The Interior Ministry is investigating how hackers got into the Facebook page of the National Election Committee (NEC) spokesman and controlled it for weeks, preventing the public dissemination of election-related information.
According a letter signed by NEC President Sik Bunhok and NEC spokesman Hang Puthea, a hacker gained control of the “NEC Spokesperson” Facebook page and Puthea’s personal Facebook profile on September 15.
Their letter does not describe the nature of the hack, but said that it “made it so that the public and general media could not receive information from the NEC on the election process, and disrupted the NEC spokesperson’s job”. With the ministry’s help, the accounts were recovered on October 4, according to the letter.
NEC Deputy Secretary-General Som Sorida and NEC communications department head Khorn Keo Mono both said that they were aware of the incident and referred questions to Puthea, who could not be reached for comment yesterday.

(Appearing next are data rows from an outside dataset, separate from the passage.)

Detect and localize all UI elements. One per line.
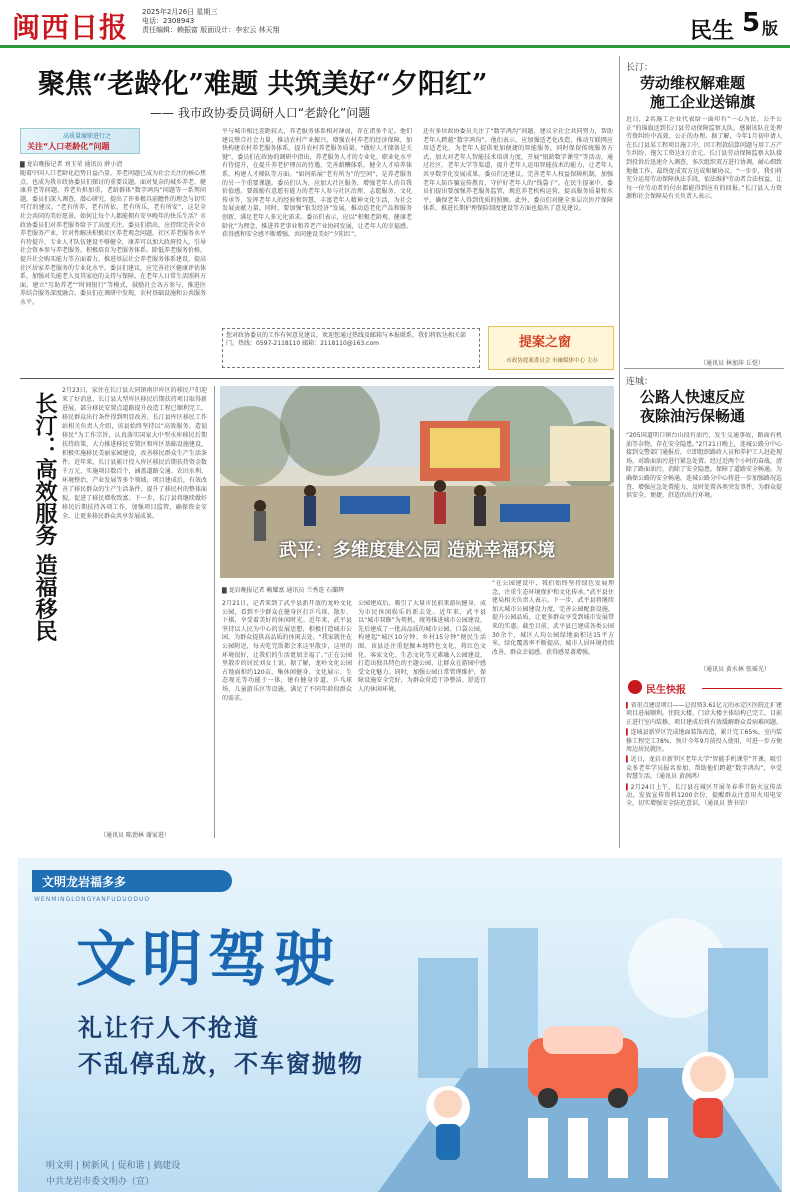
wuping-column-3: “在公园建设中，我们始终坚持绿色发展理念，注重生态环境保护和文化传承。”武平县住建局相关负责人表示。下一步，武平县将继续加大城市公园建设力度，完善公园配套设施，提升公园品质，让更多群众享受到城市发展带来的实惠。截至目前，武平县已建成各类公园30余个，城区人均公园绿地面积达15平方米，绿化覆盖率不断提高，城市人居环境持续改善，群众幸福感、获得感显著增强。 <box>492 580 614 656</box>
lead-rule <box>20 378 614 379</box>
quick-news-item: ▍连城县新罗区完成地面装饰改造，累计完工65%，室内装修工程完工78%，预计今年9月前投入使用，可进一步方便周边居民就医。 <box>626 729 782 754</box>
lead-byline: ▇ 龙岩晚报记者 刘玉荣 通讯员 薛小清 <box>20 161 123 168</box>
labor-headline-line2: 施工企业送锦旗 <box>650 93 756 111</box>
changting-byline: （通讯员 陈劲林 谢家进） <box>100 832 170 839</box>
wuping-headline: 武平：多维度建公园 造就幸福环境 <box>278 540 556 561</box>
ad-title: 文明驾驶 <box>76 925 340 995</box>
quick-news-title: 民生快报 <box>646 685 686 696</box>
proposal-sponsor: 市政协提案委员会 市融媒体中心 主办 <box>506 358 598 364</box>
lead-headline: 聚焦“老龄化”难题 共筑美好“夕阳红” <box>38 69 488 100</box>
right-column-divider <box>619 56 620 848</box>
lead-subheadline: —— 我市政协委员调研人口“老龄化”问题 <box>150 106 371 120</box>
lead-image-caption: 关注“人口老龄化”问题 <box>27 142 110 151</box>
labor-headline <box>640 74 755 112</box>
ad-eyebrow: 文明龙岩福多多 <box>42 875 127 889</box>
liancheng-kicker: 连城： <box>626 377 654 387</box>
road-byline: （通讯员 黄水林 张瑶光） <box>700 666 770 673</box>
newspaper-logo: 闽西日报 <box>12 11 129 44</box>
ad-sponsor: 中共龙岩市委文明办（宣） <box>46 1177 155 1187</box>
ad-eyebrow-pinyin: WENMINGLONGYANFUDUODUO <box>34 896 151 903</box>
quick-news-icon <box>628 680 642 694</box>
civility-ad <box>18 858 782 1192</box>
issue-date: 2025年2月26日 星期三 <box>142 8 218 16</box>
lead-image-banner: 高质量履职进行之 <box>63 133 112 140</box>
road-headline-line1: 公路人快速反应 <box>640 388 746 406</box>
ad-slogan-1: 礼让行人不抢道 <box>78 1014 260 1042</box>
proposal-tag: 提案之窗 <box>519 335 572 350</box>
quick-news-item: ▍省重点建设项目——总投资3.61亿元的永定区医院迁扩建项目进展顺利。住院大楼、门诊大楼主体结构已完工，目前正进行室内装修，项目建成后将有效缓解群众看病难问题。 <box>626 702 782 726</box>
wuping-column-1: 2月21日，记者来到了武平县新开放的龙岭文化公园，看到不少群众在健身区打乒乓球、散步、下棋，享受着美好的休闲时光。近年来，武平县坚持以人民为中心的发展思想，积极打造城市公园，为群众提供高品质的休闲去处。“我家就住在公园附近，每天吃完饭都会来这里散步，这里的环境很好，让我们的生活更加幸福了。”正在公园里散步的居民刘女士说。据了解，龙岭文化公园占地面积约120亩，集休闲健身、文化展示、生态观光等功能于一体，建有健身步道、乒乓球场、儿童游乐区等设施，满足了不同年龄段群众的需求。 <box>222 600 352 702</box>
road-headline-line2: 夜除油污保畅通 <box>640 407 746 425</box>
park-photo <box>220 386 614 578</box>
quick-news-header <box>626 678 782 698</box>
ad-slogan-2: 不乱停乱放，不车窗抛物 <box>78 1050 364 1078</box>
phone: 电话：2308943 <box>142 17 195 25</box>
masthead-info <box>142 8 279 35</box>
story-divider <box>214 386 215 838</box>
editors: 责任编辑：赖振富 版面设计：李宏云 林天翔 <box>142 26 280 34</box>
lead-column-3: 还有多位政协委员关注了“数字鸿沟”问题，建议全社会共同努力，帮助老年人跨越“数字鸿沟”。他们表示，应加强适老化改造，推动互联网应用适老化，为老年人提供更加便捷的智能服务，同时保留传统服务方式。加大对老年人智能技术培训力度，开展“银龄数字课堂”等活动，通过社区、老年大学等渠道，提升老年人运用智能技术的能力，让老年人共享数字化发展成果。委员们还建议，完善老年人权益保障机制，加强老年人防诈骗宣传教育，守护好老年人的“钱袋子”。在民生提案中，委员们提出要加强养老服务监管，规范养老机构运营，提高服务质量和水平，确保老年人得到优质的照顾。此外，委员们对健全多层次医疗保障体系、推进长期护理保险制度建设等方面也提出了意见建议。 <box>423 128 613 213</box>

Chea Pov, director of the Interior Ministry’s Anti-Technological Crime Department, confirmed his department was investigating the hack but declined to provide details.
“We already found some clues” about who the hacker is, Pov said.
The “NEC Spokesperson” Facebook page has nearly 79,000 followers – about 23,000 more than the actual NEC Facebook page.
Comfrel database and research officer Korn Savang said the NEC created confusion by not informing the public about the hack, particularly because it overlapped with an ongoing voter registration drive, which began on September 10. The registration drive has so far seen lacklustre enrolment.
Savang said Comfrel recently cited a report posted on the “NEC Spokesperson” page about how 110,000 people had registered to vote in a single day in a roundtable presentation, only to find out later from the NEC that the data was posted by the hacker.
In reality, only 10,000 people had registered to vote that day, Savang said.
“This hacking, it is not a minor issue, but a big issue,” Savang said. “I think NEC has to strengthen their security to protect their data now that they’ve had this experience.”
Phnom Penh-based cybersecurity consultant Niklas Femerstrand said weak passwords and linking phone numbers to accounts are the most common ways for someone to hack into a Facebook account.
He said this hack appeared to be the issue of one person having a compromised account.
“The individual doesn’t represent the security of the organization,” Femerstrand said in a message.